Starting without a professional network is like playing a video game on hell mode: you can have talent, excellent grades, and even high-quality peer-reviewed publications in academia. However, in a society like Venezuela's, none of that matters if you don't have connections inside the company or government organization where you want to work.
Ever since Chavismo came to power, securing a public sector job became far easier through ruling party membership than by possessing valid credentials to perform the role. In theory, serving as a minister requires university degrees, master's degrees, and other specializations that prove competence. Yet, in everyday reality, ministers have either bought their degrees or don't even have them, meaning almost all the work is done by underpaid subordinates who actually hold serious academic credentials.
This presents a deep ethical dilemma. If you join the PSUV and climb the professional ladder by flattering nefarious leaders, you might improve your personal economic situation, but you end up supporting the very class of people who left the country in ruins. And that has long-term consequences: they will force you to march in defense of a repugnant ideology, pressure you to report coworkers who post negative opinions on social media, and push you to become complicit in illicit activities.
I know all of this firsthand.

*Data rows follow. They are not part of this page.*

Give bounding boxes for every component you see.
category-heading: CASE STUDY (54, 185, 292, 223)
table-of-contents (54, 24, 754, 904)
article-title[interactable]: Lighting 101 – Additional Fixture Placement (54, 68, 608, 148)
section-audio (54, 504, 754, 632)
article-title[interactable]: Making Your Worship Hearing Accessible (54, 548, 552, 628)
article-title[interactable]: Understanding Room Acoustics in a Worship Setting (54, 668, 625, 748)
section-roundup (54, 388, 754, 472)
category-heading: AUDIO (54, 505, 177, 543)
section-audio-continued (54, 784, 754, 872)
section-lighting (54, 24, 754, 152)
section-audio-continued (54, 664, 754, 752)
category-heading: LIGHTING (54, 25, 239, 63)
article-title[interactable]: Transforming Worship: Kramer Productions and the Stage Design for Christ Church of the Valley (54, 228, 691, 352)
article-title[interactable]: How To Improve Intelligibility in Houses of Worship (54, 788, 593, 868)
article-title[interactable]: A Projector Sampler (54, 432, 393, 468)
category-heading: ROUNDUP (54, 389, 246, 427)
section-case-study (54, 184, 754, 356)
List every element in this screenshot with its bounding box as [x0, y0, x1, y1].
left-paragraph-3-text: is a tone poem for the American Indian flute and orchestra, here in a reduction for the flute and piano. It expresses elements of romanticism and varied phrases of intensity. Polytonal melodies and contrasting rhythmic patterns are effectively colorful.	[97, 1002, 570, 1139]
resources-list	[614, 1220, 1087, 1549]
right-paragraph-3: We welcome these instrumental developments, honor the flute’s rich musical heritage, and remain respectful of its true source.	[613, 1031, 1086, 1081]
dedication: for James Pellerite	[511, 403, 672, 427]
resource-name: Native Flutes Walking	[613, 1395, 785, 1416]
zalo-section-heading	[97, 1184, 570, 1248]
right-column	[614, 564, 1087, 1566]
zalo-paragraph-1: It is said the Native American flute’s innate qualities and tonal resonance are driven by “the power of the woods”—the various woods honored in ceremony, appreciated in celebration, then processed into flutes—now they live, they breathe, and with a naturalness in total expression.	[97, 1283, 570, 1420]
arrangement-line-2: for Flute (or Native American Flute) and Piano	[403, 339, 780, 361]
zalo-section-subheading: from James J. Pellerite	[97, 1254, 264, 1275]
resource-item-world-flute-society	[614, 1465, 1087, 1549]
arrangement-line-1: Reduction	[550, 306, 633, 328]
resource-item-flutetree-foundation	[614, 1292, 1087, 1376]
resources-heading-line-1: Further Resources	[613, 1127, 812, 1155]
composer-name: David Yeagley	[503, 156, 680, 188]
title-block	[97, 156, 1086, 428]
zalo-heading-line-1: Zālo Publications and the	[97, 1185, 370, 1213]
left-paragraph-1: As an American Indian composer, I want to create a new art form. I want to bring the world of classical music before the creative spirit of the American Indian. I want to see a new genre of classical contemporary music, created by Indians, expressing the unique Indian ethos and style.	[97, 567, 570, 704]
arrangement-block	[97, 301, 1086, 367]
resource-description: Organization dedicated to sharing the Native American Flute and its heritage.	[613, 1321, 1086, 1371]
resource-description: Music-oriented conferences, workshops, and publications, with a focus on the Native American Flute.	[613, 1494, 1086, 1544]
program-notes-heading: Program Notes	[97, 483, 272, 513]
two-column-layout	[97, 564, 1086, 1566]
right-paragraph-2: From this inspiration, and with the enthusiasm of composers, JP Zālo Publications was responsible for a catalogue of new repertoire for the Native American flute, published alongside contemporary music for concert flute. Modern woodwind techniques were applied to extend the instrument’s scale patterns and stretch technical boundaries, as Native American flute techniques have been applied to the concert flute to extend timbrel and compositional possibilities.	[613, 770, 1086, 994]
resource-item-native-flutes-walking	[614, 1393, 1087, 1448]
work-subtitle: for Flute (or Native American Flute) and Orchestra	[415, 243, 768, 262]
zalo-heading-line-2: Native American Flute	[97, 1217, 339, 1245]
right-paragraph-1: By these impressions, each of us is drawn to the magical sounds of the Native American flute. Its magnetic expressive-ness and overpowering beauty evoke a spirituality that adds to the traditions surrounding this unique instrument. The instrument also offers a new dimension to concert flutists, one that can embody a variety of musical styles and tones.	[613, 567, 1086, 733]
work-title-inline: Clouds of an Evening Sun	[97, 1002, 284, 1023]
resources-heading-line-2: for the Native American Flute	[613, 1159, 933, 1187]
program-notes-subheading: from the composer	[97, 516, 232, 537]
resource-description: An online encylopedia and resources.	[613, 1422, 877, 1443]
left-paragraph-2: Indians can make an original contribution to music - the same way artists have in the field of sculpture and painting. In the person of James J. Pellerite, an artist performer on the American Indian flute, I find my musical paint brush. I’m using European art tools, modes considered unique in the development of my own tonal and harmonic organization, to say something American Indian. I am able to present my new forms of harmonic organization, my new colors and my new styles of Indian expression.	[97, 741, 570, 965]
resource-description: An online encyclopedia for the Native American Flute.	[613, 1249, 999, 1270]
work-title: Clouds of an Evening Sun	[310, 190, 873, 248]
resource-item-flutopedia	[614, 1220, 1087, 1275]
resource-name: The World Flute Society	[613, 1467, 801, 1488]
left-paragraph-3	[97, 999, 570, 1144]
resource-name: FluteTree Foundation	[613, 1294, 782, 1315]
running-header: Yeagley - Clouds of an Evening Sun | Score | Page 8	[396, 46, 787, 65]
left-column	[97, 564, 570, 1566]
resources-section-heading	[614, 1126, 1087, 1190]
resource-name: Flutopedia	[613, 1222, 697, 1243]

A friend of my brother was forced to attend marches and pressured to inform on his coworkers' complaints (which he refused to do). Another friend from their circle was targeted to be used as a courier to transport suitcases of dirty money to an unknown destination (a task he rejected on principle).
If I had agreed to join the PSUV youth wings—who had active recruiters inside the Universidad Central de Venezuela where I studied—and accepted being complicit in all those indignities, I would have lost my integrity as a person. I would have become exactly what I despise. That is why today I don't regret rejecting those potential connections that could have improved my living conditions in the short term. I don't regret throwing every single one of those PSUV flyer invitations in the trash.
Because sometimes, it is infinitely better to have no connections than to have to work for monsters.
Both the translation of this post from Spanish to English and the images used were done with Gemini AI.